From the start, the crown prince understood that achieving his vision would mean confronting entrenched power centers and making sharp pivots. His inexperience and overconfidence led to the catastrophic mistake of ordering the murder of Jamal Khashoggi. The cost was swift and severe: he was recast from “young reformer” to “pariah,” as President Joe Biden labeled him, and doors in Washington slammed shut.
But the more painful lesson came from the Gulf. His perceived weakness didn’t deter Tehran’s hardliners — it emboldened them. In 2019, sensing his isolation, Iran launched cruise missiles and drones deep into the kingdom, striking Aramco facilities — the lifeblood of Saudi Arabia. The world remained silent. That moment reshaped MBS’s worldview: the West would not come to his rescue.
He quickly recalibrated. Out of this crisis — diplomatic exile in Washington and paralyzing fear of Tehran — the “Israeli turn” was born. MBS didn’t become a Zionist. He was seeking an American defense pact and understood that the path to securing it ran through normalization with Jerusalem.
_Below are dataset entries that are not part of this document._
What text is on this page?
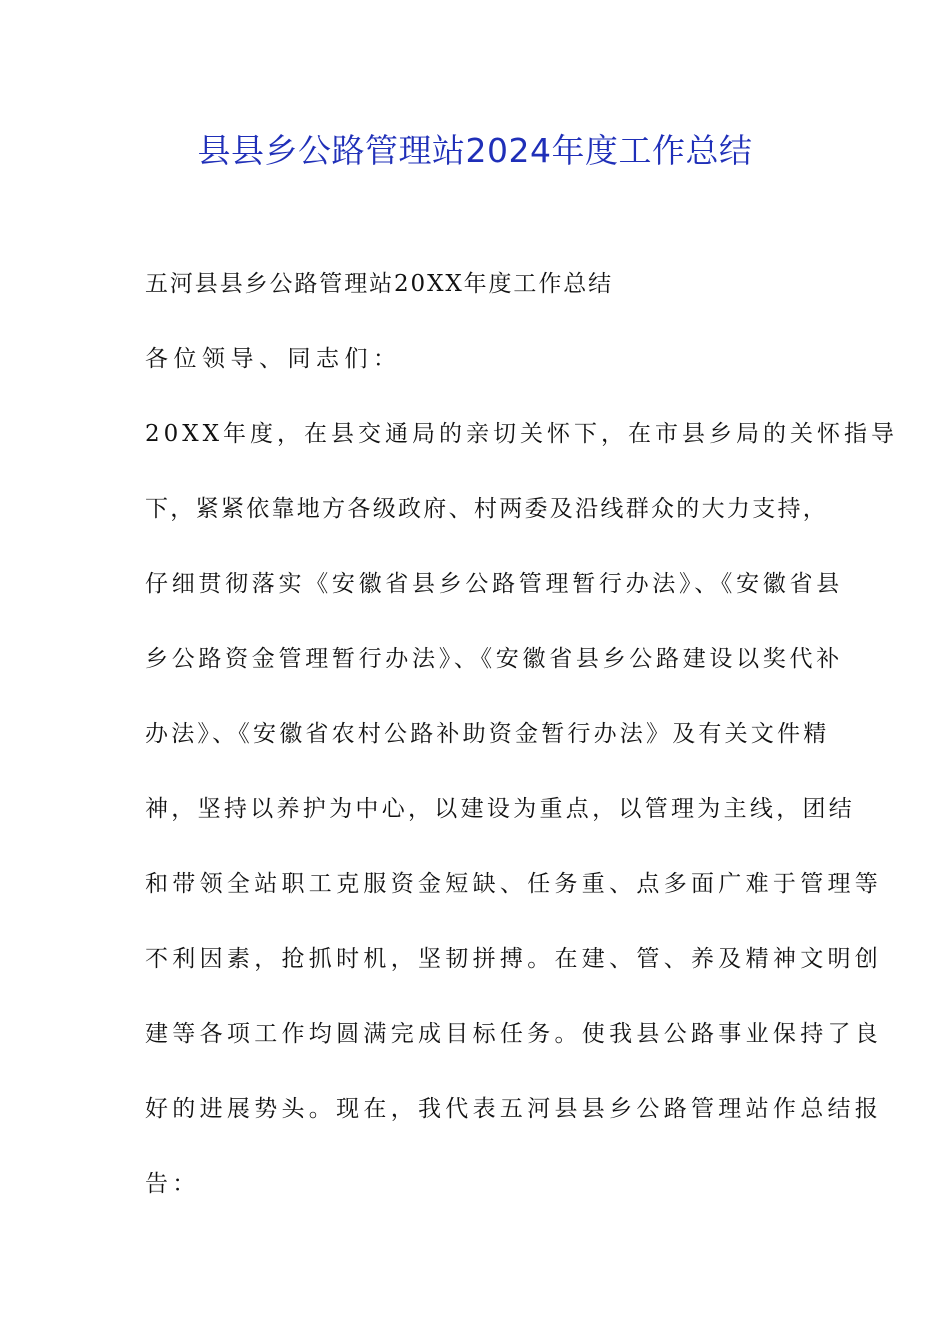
县县乡公路管理站2024年度工作总结
五河县县乡公路管理站20XX年度工作总结
各位领导、同志们：
20XX年度，在县交通局的亲切关怀下，在市县乡局的关怀指导
下，紧紧依靠地方各级政府、村两委及沿线群众的大力支持，
仔细贯彻落实《安徽省县乡公路管理暂行办法》、《安徽省县
乡公路资金管理暂行办法》、《安徽省县乡公路建设以奖代补
办法》、《安徽省农村公路补助资金暂行办法》及有关文件精
神，坚持以养护为中心，以建设为重点，以管理为主线，团结
和带领全站职工克服资金短缺、任务重、点多面广难于管理等
不利因素，抢抓时机，坚韧拼搏。在建、管、养及精神文明创
建等各项工作均圆满完成目标任务。使我县公路事业保持了良
好的进展势头。现在，我代表五河县县乡公路管理站作总结报
告：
Israel was to be the protective vest that would bring him back into the West’s embrace and shield him from Iran. The gamble paid off: Trump entered the White House and gave MBS the backing he needed, including support for strikes on Iran and a defense partnership.
But promises are one thing; reality is another. In recent months, MBS has faced a second, equally painful collision with reality — this time in the economic arena. The assumption that the kingdom’s resources are limitless is unraveling. Aramco, still the primary economic engine, reported $121 billion in profits in 2023 — a 25% drop from its peak. At the same time, the budget deficit is soaring into the tens of billions, and the world is not rushing to invest: Saudi Arabia’s annual foreign direct investment (FDI) target of $100 billion remains far from reach, hovering between just $12 and $20 billion. Meanwhile, Trump expects MBS to invest hundreds of billions — in the U.S.
In Israeli public discourse, Saudi Arabia is often viewed through a narrow lens: normalization or not. But Israel is not the center of the story — Riyadh is. The crown prince is once again confronting reality and recognizing the magnitude of the challenge. Along the way, he will need to recalculate again and again in order to survive the revolution he himself unleashed.
Therefore, Israel’s strategic anchor should lie in the second ring — not in hesitant Riyadh, but in rising New Delhi. Regional thinking must shift eastward, toward a partner where interests are more stable and the economy is not subject to the whims of a prince trying to rewrite history in real time.